I'm surprised. Seems to me most heroines are just the opposite, kick-ass to sometimes an unrealistic point. Don't blame you for not liking the wimps. I prefer a gal that's in between the two extremes.

Tina Donahue said...

I didn't know anyone was still writing the doormat heroines any longer. I like heroines who are as strong and feisty as the heroes. Makes for a great match and a lot of fireworks in and out of bed. :)

Glad you're standing up for yourself. Good for you!! :)

Tim Smith said...

Karenna, great post and I agree - a doormat/wallflower heroine is passe. In none of my books - whether romantic thriller or straight romance - will you find these types of characters. All of my heroines are strong and independent. Check out "The Bundle" or "Memories Die Last" - they literally kick butt. I don't like writing meek "Come save me!" heroines - they're boring and predictable.

Thanks for writing about this.

Stormie Kent said...

I think heroine inner strength is subjective.
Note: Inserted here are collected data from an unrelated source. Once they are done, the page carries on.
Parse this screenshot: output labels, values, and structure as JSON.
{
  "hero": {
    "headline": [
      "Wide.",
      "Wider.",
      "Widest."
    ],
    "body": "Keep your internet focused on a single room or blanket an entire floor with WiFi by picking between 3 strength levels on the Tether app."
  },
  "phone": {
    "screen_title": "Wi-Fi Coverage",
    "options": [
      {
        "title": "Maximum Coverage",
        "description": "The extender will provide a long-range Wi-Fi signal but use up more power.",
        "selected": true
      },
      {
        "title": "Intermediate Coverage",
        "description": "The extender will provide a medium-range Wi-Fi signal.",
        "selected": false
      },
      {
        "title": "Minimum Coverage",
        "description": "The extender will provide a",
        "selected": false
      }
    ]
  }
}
I remember getting my friend to read my ebook Enslaved in Desire before submission. At one point she said while reading, "Didn't he tell her not to do that?"
I laughed because my friend is novel heroine strong and fiesty. I don't know the books you speak of but I do know strength can be subjective.

KarennaC said...

Jean, there definitely are more heroines like that now than there used to be, but I have seen and heard about some doormats.

Tina, I agree. Love the fireworks between couples!

Thanks, Tim. I try to write strong heroines as well, even those who've had problems in the past.

Stormie, that's a good point.

Fiona McGier said...

I'm with you! That's why I avoid Regency romances, since back then women were supposed to stay in their place. Husband has fond memories of John Wayne movies, but with the exception of The Quiet Man, set in Ireland, I can't think of one movie where he doesn't mistreat the female. McClintock? Where he chases her all through the town and spanks her publicly? Sheesh! I'd have set his bed on fire that night!

Some writers still write virginal virtuous heroines who are in need of a man to order them around because they are TSTL. Think of the Twilight phenomenon, which at least you can excuse because the heroine is only a teenager. But 50 Shade of Gray? She's a college student and still so naive? Bleah. Not for me.